Loss, over fit, under fit

Sorry for making a new topic about this, but the discussion is scattered in various threads.

My take away from the lessons I’ve completed so far is sort of split between two camps:

  1. You want train loss > validation loss (under fit) or = validation loss (perfectly fitting.) As soon as validation loss > training loss, you are over fitting.
  2. As long as your accuracy on the validation is still increasing, you’re good to continue training.
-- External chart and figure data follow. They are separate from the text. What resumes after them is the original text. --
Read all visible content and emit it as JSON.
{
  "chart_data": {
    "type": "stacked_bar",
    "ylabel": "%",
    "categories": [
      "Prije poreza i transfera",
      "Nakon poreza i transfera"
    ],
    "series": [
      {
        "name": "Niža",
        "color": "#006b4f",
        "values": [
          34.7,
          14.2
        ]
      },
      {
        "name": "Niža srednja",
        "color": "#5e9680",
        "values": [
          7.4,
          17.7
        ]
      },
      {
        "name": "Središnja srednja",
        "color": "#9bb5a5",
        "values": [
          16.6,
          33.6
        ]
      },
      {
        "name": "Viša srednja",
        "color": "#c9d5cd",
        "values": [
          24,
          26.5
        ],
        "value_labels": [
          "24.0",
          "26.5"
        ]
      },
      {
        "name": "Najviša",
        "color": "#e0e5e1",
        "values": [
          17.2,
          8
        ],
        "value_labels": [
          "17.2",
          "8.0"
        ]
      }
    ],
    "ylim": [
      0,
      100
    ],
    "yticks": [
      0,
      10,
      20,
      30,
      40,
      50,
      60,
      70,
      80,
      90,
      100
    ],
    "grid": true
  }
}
Can someone help disambiguate for me?

1 Like

It’s the 2nd. (1) is definitely not true - I actually explicitly made that case a couple of lessons ago. But I do agree many folks on the forum have incorrectly claimed it.

5 Likes

Jeremy – thank you so much for taking the time to respond. Turns out I’ve been prematurely ending training phases for a while. Appreciate it.

1 Like

Jeremy actually explicitly made that case in lesson 2 [00:50:30]. Text transcript for that part of the video:

Too many epochs create something called “overfitting”. If you train for too long as we’re going to learn about it, it will learn to recognize your particular teddy bears but not teddy bears in general. Here is the thing. Despite what you may have heard, it’s very hard to overfit with deep learning. So we were trying today to show you an example of overfitting and I turned off everything. I turned off all the data augmentation, dropout, and weight decay. I tried to make it overfit as much as I can. I trained it on a small-ish learning rate, I trained it for a really long time. And maybe I started to get it to overfit. Maybe.
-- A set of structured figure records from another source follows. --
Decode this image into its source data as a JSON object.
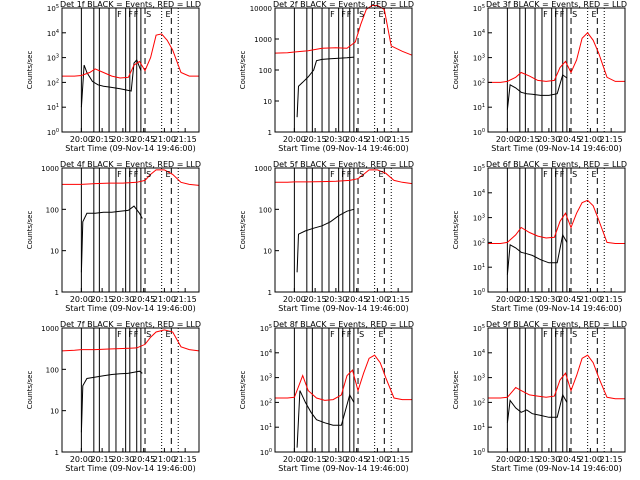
{
  "figure": {
    "xlabel": "Start Time (09-Nov-14 19:46:00)",
    "ylabel": "Counts/sec",
    "x_tick_labels": [
      "20:00",
      "20:15",
      "20:30",
      "20:45",
      "21:00",
      "21:15"
    ],
    "event_letter_labels": [
      "F",
      "F",
      "F",
      "S",
      "E"
    ],
    "series_colors": {
      "Events": "#000000",
      "LLD": "#ff0000"
    }
  },
  "chart_data": [
    {
      "type": "line",
      "title": "Det 1f  BLACK = Events, RED = LLD",
      "xlabel": "Start Time (09-Nov-14 19:46:00)",
      "ylabel": "Counts/sec",
      "xlim": [
        "19:46",
        "21:25"
      ],
      "ylim": [
        1,
        100000
      ],
      "y_scale": "log",
      "y_tick_labels": [
        "10^0",
        "10^1",
        "10^2",
        "10^3",
        "10^4",
        "10^5"
      ],
      "series": [
        {
          "name": "Events",
          "color": "#000000",
          "x": [
            "20:00",
            "20:02",
            "20:04",
            "20:08",
            "20:12",
            "20:16",
            "20:20",
            "20:24",
            "20:28",
            "20:32",
            "20:36",
            "20:38",
            "20:40",
            "20:43"
          ],
          "y": [
            10,
            500,
            250,
            110,
            80,
            70,
            65,
            60,
            55,
            50,
            45,
            600,
            800,
            300
          ]
        },
        {
          "name": "LLD",
          "color": "#ff0000",
          "x": [
            "19:46",
            "19:55",
            "20:00",
            "20:06",
            "20:10",
            "20:16",
            "20:22",
            "20:28",
            "20:34",
            "20:38",
            "20:42",
            "20:46",
            "20:50",
            "20:54",
            "20:58",
            "21:02",
            "21:06",
            "21:12",
            "21:18",
            "21:25"
          ],
          "y": [
            180,
            180,
            190,
            250,
            350,
            250,
            180,
            150,
            160,
            500,
            700,
            300,
            1000,
            8000,
            9000,
            5000,
            2000,
            250,
            180,
            180
          ]
        }
      ]
    },
    {
      "type": "line",
      "title": "Det 2f  BLACK = Events, RED = LLD",
      "xlabel": "Start Time (09-Nov-14 19:46:00)",
      "ylabel": "Counts/sec",
      "xlim": [
        "19:46",
        "21:25"
      ],
      "ylim": [
        1,
        10000
      ],
      "y_scale": "log",
      "y_tick_labels": [
        "1",
        "10",
        "100",
        "1000",
        "10000"
      ],
      "series": [
        {
          "name": "Events",
          "color": "#000000",
          "x": [
            "20:02",
            "20:03",
            "20:06",
            "20:10",
            "20:14",
            "20:16",
            "20:20",
            "20:26",
            "20:32",
            "20:38",
            "20:43"
          ],
          "y": [
            3,
            30,
            40,
            60,
            100,
            200,
            220,
            230,
            240,
            250,
            260
          ]
        },
        {
          "name": "LLD",
          "color": "#ff0000",
          "x": [
            "19:46",
            "19:55",
            "20:00",
            "20:10",
            "20:20",
            "20:30",
            "20:38",
            "20:44",
            "20:48",
            "20:52",
            "20:56",
            "21:00",
            "21:05",
            "21:10",
            "21:18",
            "21:25"
          ],
          "y": [
            350,
            360,
            380,
            420,
            500,
            520,
            500,
            800,
            3000,
            9000,
            12000,
            12000,
            9000,
            600,
            400,
            300
          ]
        }
      ]
    },
    {
      "type": "line",
      "title": "Det 3f  BLACK = Events, RED = LLD",
      "xlabel": "Start Time (09-Nov-14 19:46:00)",
      "ylabel": "Counts/sec",
      "xlim": [
        "19:46",
        "21:25"
      ],
      "ylim": [
        1,
        100000
      ],
      "y_scale": "log",
      "y_tick_labels": [
        "10^0",
        "10^1",
        "10^2",
        "10^3",
        "10^4",
        "10^5"
      ],
      "series": [
        {
          "name": "Events",
          "color": "#000000",
          "x": [
            "20:00",
            "20:02",
            "20:06",
            "20:10",
            "20:14",
            "20:18",
            "20:24",
            "20:30",
            "20:36",
            "20:40",
            "20:43"
          ],
          "y": [
            8,
            80,
            60,
            40,
            35,
            33,
            30,
            30,
            35,
            200,
            150
          ]
        },
        {
          "name": "LLD",
          "color": "#ff0000",
          "x": [
            "19:46",
            "19:55",
            "20:00",
            "20:06",
            "20:10",
            "20:16",
            "20:22",
            "20:28",
            "20:34",
            "20:38",
            "20:42",
            "20:46",
            "20:50",
            "20:54",
            "20:58",
            "21:02",
            "21:06",
            "21:12",
            "21:18",
            "21:25"
          ],
          "y": [
            100,
            100,
            110,
            160,
            250,
            180,
            120,
            110,
            120,
            400,
            700,
            250,
            800,
            6000,
            10000,
            5000,
            1500,
            160,
            110,
            110
          ]
        }
      ]
    },
    {
      "type": "line",
      "title": "Det 4f  BLACK = Events, RED = LLD",
      "xlabel": "Start Time (09-Nov-14 19:46:00)",
      "ylabel": "Counts/sec",
      "xlim": [
        "19:46",
        "21:25"
      ],
      "ylim": [
        1,
        1000
      ],
      "y_scale": "log",
      "y_tick_labels": [
        "1",
        "10",
        "100",
        "1000"
      ],
      "series": [
        {
          "name": "Events",
          "color": "#000000",
          "x": [
            "20:00",
            "20:01",
            "20:04",
            "20:10",
            "20:16",
            "20:22",
            "20:28",
            "20:34",
            "20:38",
            "20:42",
            "20:44"
          ],
          "y": [
            3,
            50,
            80,
            80,
            85,
            85,
            90,
            95,
            120,
            80,
            60
          ]
        },
        {
          "name": "LLD",
          "color": "#ff0000",
          "x": [
            "19:46",
            "19:55",
            "20:00",
            "20:10",
            "20:20",
            "20:30",
            "20:40",
            "20:46",
            "20:50",
            "20:54",
            "21:00",
            "21:06",
            "21:12",
            "21:18",
            "21:25"
          ],
          "y": [
            400,
            400,
            400,
            420,
            430,
            430,
            450,
            500,
            700,
            900,
            900,
            700,
            450,
            400,
            380
          ]
        }
      ]
    },
    {
      "type": "line",
      "title": "Det 5f  BLACK = Events, RED = LLD",
      "xlabel": "Start Time (09-Nov-14 19:46:00)",
      "ylabel": "Counts/sec",
      "xlim": [
        "19:46",
        "21:25"
      ],
      "ylim": [
        1,
        1000
      ],
      "y_scale": "log",
      "y_tick_labels": [
        "1",
        "10",
        "100",
        "1000"
      ],
      "series": [
        {
          "name": "Events",
          "color": "#000000",
          "x": [
            "20:02",
            "20:03",
            "20:08",
            "20:14",
            "20:20",
            "20:26",
            "20:32",
            "20:38",
            "20:43"
          ],
          "y": [
            3,
            25,
            30,
            35,
            40,
            50,
            70,
            90,
            100
          ]
        },
        {
          "name": "LLD",
          "color": "#ff0000",
          "x": [
            "19:46",
            "19:55",
            "20:00",
            "20:10",
            "20:20",
            "20:30",
            "20:40",
            "20:46",
            "20:50",
            "20:54",
            "21:00",
            "21:06",
            "21:12",
            "21:18",
            "21:25"
          ],
          "y": [
            450,
            450,
            460,
            460,
            470,
            480,
            500,
            550,
            700,
            900,
            900,
            750,
            500,
            450,
            420
          ]
        }
      ]
    },
    {
      "type": "line",
      "title": "Det 6f  BLACK = Events, RED = LLD",
      "xlabel": "Start Time (09-Nov-14 19:46:00)",
      "ylabel": "Counts/sec",
      "xlim": [
        "19:46",
        "21:25"
      ],
      "ylim": [
        1,
        100000
      ],
      "y_scale": "log",
      "y_tick_labels": [
        "10^0",
        "10^1",
        "10^2",
        "10^3",
        "10^4",
        "10^5"
      ],
      "series": [
        {
          "name": "Events",
          "color": "#000000",
          "x": [
            "20:00",
            "20:02",
            "20:06",
            "20:10",
            "20:14",
            "20:18",
            "20:24",
            "20:30",
            "20:36",
            "20:40",
            "20:43"
          ],
          "y": [
            5,
            80,
            60,
            40,
            35,
            30,
            20,
            15,
            15,
            200,
            100
          ]
        },
        {
          "name": "LLD",
          "color": "#ff0000",
          "x": [
            "19:46",
            "19:55",
            "20:00",
            "20:06",
            "20:10",
            "20:16",
            "20:22",
            "20:28",
            "20:34",
            "20:38",
            "20:42",
            "20:46",
            "20:50",
            "20:54",
            "20:58",
            "21:02",
            "21:06",
            "21:12",
            "21:18",
            "21:25"
          ],
          "y": [
            90,
            90,
            100,
            200,
            400,
            250,
            180,
            150,
            160,
            700,
            1500,
            400,
            1500,
            4000,
            5000,
            3000,
            800,
            100,
            90,
            90
          ]
        }
      ]
    },
    {
      "type": "line",
      "title": "Det 7f  BLACK = Events, RED = LLD",
      "xlabel": "Start Time (09-Nov-14 19:46:00)",
      "ylabel": "Counts/sec",
      "xlim": [
        "19:46",
        "21:25"
      ],
      "ylim": [
        1,
        1000
      ],
      "y_scale": "log",
      "y_tick_labels": [
        "1",
        "10",
        "100",
        "1000"
      ],
      "series": [
        {
          "name": "Events",
          "color": "#000000",
          "x": [
            "20:00",
            "20:01",
            "20:04",
            "20:10",
            "20:16",
            "20:22",
            "20:28",
            "20:34",
            "20:38",
            "20:42",
            "20:44"
          ],
          "y": [
            3,
            40,
            60,
            65,
            70,
            75,
            78,
            80,
            85,
            90,
            80
          ]
        },
        {
          "name": "LLD",
          "color": "#ff0000",
          "x": [
            "19:46",
            "19:55",
            "20:00",
            "20:10",
            "20:20",
            "20:30",
            "20:40",
            "20:46",
            "20:50",
            "20:54",
            "21:00",
            "21:06",
            "21:12",
            "21:18",
            "21:25"
          ],
          "y": [
            280,
            290,
            300,
            300,
            310,
            320,
            330,
            400,
            600,
            800,
            900,
            800,
            350,
            300,
            280
          ]
        }
      ]
    },
    {
      "type": "line",
      "title": "Det 8f  BLACK = Events, RED = LLD",
      "xlabel": "Start Time (09-Nov-14 19:46:00)",
      "ylabel": "Counts/sec",
      "xlim": [
        "19:46",
        "21:25"
      ],
      "ylim": [
        1,
        100000
      ],
      "y_scale": "log",
      "y_tick_labels": [
        "10^0",
        "10^1",
        "10^2",
        "10^3",
        "10^4",
        "10^5"
      ],
      "series": [
        {
          "name": "Events",
          "color": "#000000",
          "x": [
            "20:02",
            "20:04",
            "20:08",
            "20:12",
            "20:16",
            "20:22",
            "20:28",
            "20:34",
            "20:40",
            "20:43"
          ],
          "y": [
            1.5,
            300,
            100,
            40,
            20,
            15,
            12,
            12,
            200,
            100
          ]
        },
        {
          "name": "LLD",
          "color": "#ff0000",
          "x": [
            "19:46",
            "19:55",
            "20:00",
            "20:06",
            "20:10",
            "20:16",
            "20:22",
            "20:28",
            "20:34",
            "20:38",
            "20:42",
            "20:46",
            "20:50",
            "20:54",
            "20:58",
            "21:02",
            "21:06",
            "21:12",
            "21:18",
            "21:25"
          ],
          "y": [
            150,
            150,
            160,
            1200,
            300,
            150,
            120,
            130,
            200,
            1200,
            2000,
            300,
            1500,
            6000,
            8000,
            4000,
            1000,
            150,
            130,
            130
          ]
        }
      ]
    },
    {
      "type": "line",
      "title": "Det 9f  BLACK = Events, RED = LLD",
      "xlabel": "Start Time (09-Nov-14 19:46:00)",
      "ylabel": "Counts/sec",
      "xlim": [
        "19:46",
        "21:25"
      ],
      "ylim": [
        1,
        100000
      ],
      "y_scale": "log",
      "y_tick_labels": [
        "10^0",
        "10^1",
        "10^2",
        "10^3",
        "10^4",
        "10^5"
      ],
      "series": [
        {
          "name": "Events",
          "color": "#000000",
          "x": [
            "20:00",
            "20:02",
            "20:06",
            "20:10",
            "20:14",
            "20:18",
            "20:24",
            "20:30",
            "20:36",
            "20:40",
            "20:43"
          ],
          "y": [
            15,
            120,
            60,
            40,
            50,
            35,
            30,
            25,
            25,
            200,
            100
          ]
        },
        {
          "name": "LLD",
          "color": "#ff0000",
          "x": [
            "19:46",
            "19:55",
            "20:00",
            "20:06",
            "20:10",
            "20:16",
            "20:22",
            "20:28",
            "20:34",
            "20:38",
            "20:42",
            "20:46",
            "20:50",
            "20:54",
            "20:58",
            "21:02",
            "21:06",
            "21:12",
            "21:18",
            "21:25"
          ],
          "y": [
            150,
            150,
            160,
            400,
            300,
            200,
            180,
            160,
            180,
            800,
            1500,
            300,
            1200,
            6000,
            8000,
            4000,
            1000,
            160,
            140,
            140
          ]
        }
      ]
    }
  ]
}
So the only thing that tells you that you’re overfitting is that the error rate improves for a while and then starts getting worse again. You will see a lot of people, even people that claim to understand machine learning, tell you that if your training loss is lower than your validation loss, then you are overfitting. As you will learn today in more detail and during the rest of course, that is absolutely not true.

Any model that is trained correctly will always have train loss lower than validation loss.
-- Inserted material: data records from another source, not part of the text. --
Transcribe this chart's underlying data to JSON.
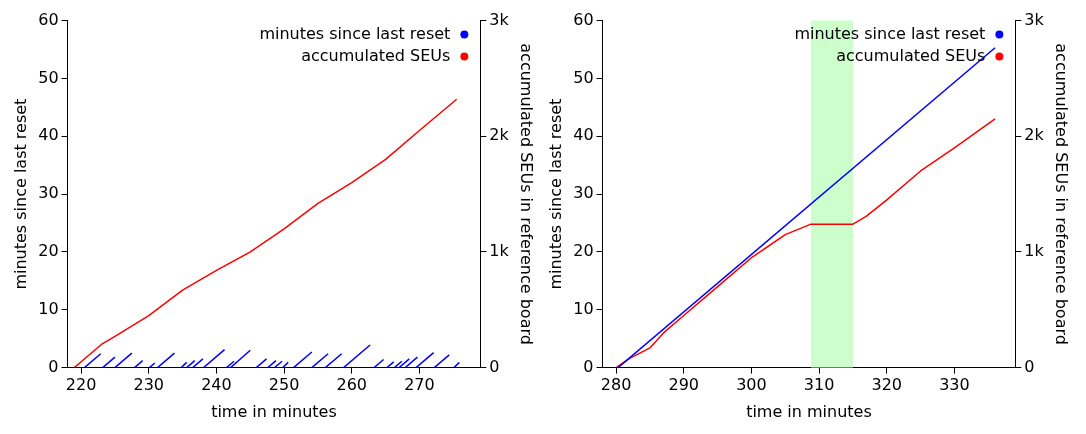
{
  "chart_data": [
    {
      "type": "line",
      "xlabel": "time in minutes",
      "ylabel": "minutes since last reset",
      "y2label": "accumulated SEUs in reference board",
      "xlim": [
        218,
        279
      ],
      "xticks": [
        220,
        230,
        240,
        250,
        260,
        270
      ],
      "ylim": [
        0,
        60
      ],
      "yticks": [
        0,
        10,
        20,
        30,
        40,
        50,
        60
      ],
      "y2lim": [
        0,
        3000
      ],
      "y2ticks": [
        {
          "value": 0,
          "label": "0"
        },
        {
          "value": 1000,
          "label": "1k"
        },
        {
          "value": 2000,
          "label": "2k"
        },
        {
          "value": 3000,
          "label": "3k"
        }
      ],
      "legend": "top right",
      "grid": false,
      "series": [
        {
          "name": "minutes since last reset",
          "color": "#0000ff",
          "x": [
            220.5,
            222.9
          ],
          "values": [
            0,
            2.4
          ]
        },
        {
          "color": "#0000ff",
          "x": [
            223.2,
            225.0
          ],
          "values": [
            0,
            1.8
          ]
        },
        {
          "color": "#0000ff",
          "x": [
            225.0,
            227.5
          ],
          "values": [
            0,
            2.5
          ]
        },
        {
          "color": "#0000ff",
          "x": [
            227.9,
            229.1
          ],
          "values": [
            0,
            1.2
          ]
        },
        {
          "color": "#0000ff",
          "x": [
            230.1,
            230.9
          ],
          "values": [
            0,
            0.8
          ]
        },
        {
          "color": "#0000ff",
          "x": [
            231.3,
            233.8
          ],
          "values": [
            0,
            2.5
          ]
        },
        {
          "color": "#0000ff",
          "x": [
            234.8,
            235.6
          ],
          "values": [
            0,
            0.9
          ]
        },
        {
          "color": "#0000ff",
          "x": [
            235.6,
            236.8
          ],
          "values": [
            0,
            1.2
          ]
        },
        {
          "color": "#0000ff",
          "x": [
            236.5,
            238.0
          ],
          "values": [
            0,
            1.5
          ]
        },
        {
          "color": "#0000ff",
          "x": [
            238.1,
            241.2
          ],
          "values": [
            0,
            3.1
          ]
        },
        {
          "color": "#0000ff",
          "x": [
            241.5,
            242.6
          ],
          "values": [
            0,
            1.1
          ]
        },
        {
          "color": "#0000ff",
          "x": [
            242.1,
            245.0
          ],
          "values": [
            0,
            3
          ]
        },
        {
          "color": "#0000ff",
          "x": [
            245.9,
            247.4
          ],
          "values": [
            0,
            1.5
          ]
        },
        {
          "color": "#0000ff",
          "x": [
            247.6,
            248.8
          ],
          "values": [
            0,
            1.2
          ]
        },
        {
          "color": "#0000ff",
          "x": [
            248.6,
            249.7
          ],
          "values": [
            0,
            1.1
          ]
        },
        {
          "color": "#0000ff",
          "x": [
            249.8,
            250.6
          ],
          "values": [
            0,
            0.9
          ]
        },
        {
          "color": "#0000ff",
          "x": [
            251.4,
            254.1
          ],
          "values": [
            0,
            2.7
          ]
        },
        {
          "color": "#0000ff",
          "x": [
            254.1,
            256.5
          ],
          "values": [
            0,
            2.4
          ]
        },
        {
          "color": "#0000ff",
          "x": [
            256.1,
            258.5
          ],
          "values": [
            0,
            2.4
          ]
        },
        {
          "color": "#0000ff",
          "x": [
            258.8,
            262.7
          ],
          "values": [
            0,
            3.9
          ]
        },
        {
          "color": "#0000ff",
          "x": [
            263.3,
            264.7
          ],
          "values": [
            0,
            1.4
          ]
        },
        {
          "color": "#0000ff",
          "x": [
            265.2,
            266.2
          ],
          "values": [
            0,
            1.0
          ]
        },
        {
          "color": "#0000ff",
          "x": [
            266.3,
            267.4
          ],
          "values": [
            0,
            1.1
          ]
        },
        {
          "color": "#0000ff",
          "x": [
            267.0,
            268.5
          ],
          "values": [
            0,
            1.5
          ]
        },
        {
          "color": "#0000ff",
          "x": [
            267.9,
            269.7
          ],
          "values": [
            0,
            1.8
          ]
        },
        {
          "color": "#0000ff",
          "x": [
            269.5,
            272.1
          ],
          "values": [
            0,
            2.6
          ]
        },
        {
          "color": "#0000ff",
          "x": [
            272.2,
            274.4
          ],
          "values": [
            0,
            2.2
          ]
        },
        {
          "color": "#0000ff",
          "x": [
            275.1,
            275.9
          ],
          "values": [
            0,
            0.9
          ]
        },
        {
          "name": "accumulated SEUs",
          "color": "#ff0000",
          "axis": "y2",
          "x": [
            219,
            221,
            223,
            225,
            230,
            235,
            240,
            245,
            250,
            255,
            260,
            265,
            270,
            275.5
          ],
          "values": [
            0,
            100,
            200,
            270,
            450,
            670,
            840,
            1000,
            1200,
            1420,
            1600,
            1800,
            2050,
            2320
          ]
        }
      ]
    },
    {
      "type": "line",
      "xlabel": "time in minutes",
      "ylabel": "minutes since last reset",
      "y2label": "accumulated SEUs in reference board",
      "xlim": [
        278,
        339
      ],
      "xticks": [
        280,
        290,
        300,
        310,
        320,
        330
      ],
      "ylim": [
        0,
        60
      ],
      "yticks": [
        0,
        10,
        20,
        30,
        40,
        50,
        60
      ],
      "y2lim": [
        0,
        3000
      ],
      "y2ticks": [
        {
          "value": 0,
          "label": "0"
        },
        {
          "value": 1000,
          "label": "1k"
        },
        {
          "value": 2000,
          "label": "2k"
        },
        {
          "value": 3000,
          "label": "3k"
        }
      ],
      "legend": "top right",
      "grid": false,
      "bands": [
        {
          "axis": "x",
          "from": 308.8,
          "to": 315,
          "color": "#ccffcc"
        }
      ],
      "series": [
        {
          "name": "minutes since last reset",
          "color": "#0000ff",
          "x": [
            280.3,
            336
          ],
          "values": [
            0,
            55.3
          ]
        },
        {
          "name": "accumulated SEUs",
          "color": "#ff0000",
          "axis": "y2",
          "x": [
            280,
            282,
            285,
            287,
            290,
            295,
            300,
            305,
            308.8,
            315,
            317,
            320,
            325,
            330,
            336
          ],
          "values": [
            0,
            80,
            170,
            300,
            450,
            700,
            950,
            1150,
            1240,
            1240,
            1310,
            1450,
            1700,
            1900,
            2150
          ]
        }
      ]
    }
  ]
}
That is not a sign of overfitting. That is not a sign you’ve done something wrong. That is a sign you have done something right. The sign that you’re overfitting is that your error starts getting worse, because that’s what you care about. You want your model to have a low error. So as long as you’re training and your model error is improving, you’re not overfitting. How could you be?

15 Likes

Regarding that, when we are training the model, we train it in stages, say for in vision related task, we train it like:

  1. fine-tune for the top layers keeping the bottom layers frozen.
  2. unfreeze and train for the whole network
  3. Increase image size and train again… and so on

Do we need to always make sure the model is not under-fitting in each of the stages, or do we just need to make sure of that in stages like stage-2 (when the model has been unfrozen).

2 Likes

Sgugger’s blog post about the LR finder really helps clarify alot of this, sort of en passant.

1 Like

I can’t follow this logic. In case of overfitting the error rate is also improving, isn’t it? Only a test set could make a statement about overfitting here?

Please let me know where my thinking goes wrong. Thanks!

Hi @pors,

In case of overfitting the error rate is also improving, isn’t it? Only a test set could make a statement about overfitting here?

Nope, remember that the error rate (or any metric) is only computed on the validation set, not on the train set. So in case of overfitting this is exactly what is getting worse (for error rate → starts to increase).

When you are overfitting, the loss on the training set is still getting better (decreasing), but the loss on the validation set and the metric computed on the validation set are getting worse.

1 Like

Ah yes, of course. This is very helpful! Can I then assume that the best version of my model is the one where the error_rate is lowest, before it starts increasing?

So in this case, the best model would be after 3 epochs?

indeed, epoch 3 and 4 are quite similar. You could perhaps try adding some more augmentation / regularization to see whether that improves the error_rate

Augmentation doesn’t seem to help. What does help, is more images and larger images (Resize to a larger format).

I don’t know what regularization is, but I’ll go find out. Thanks!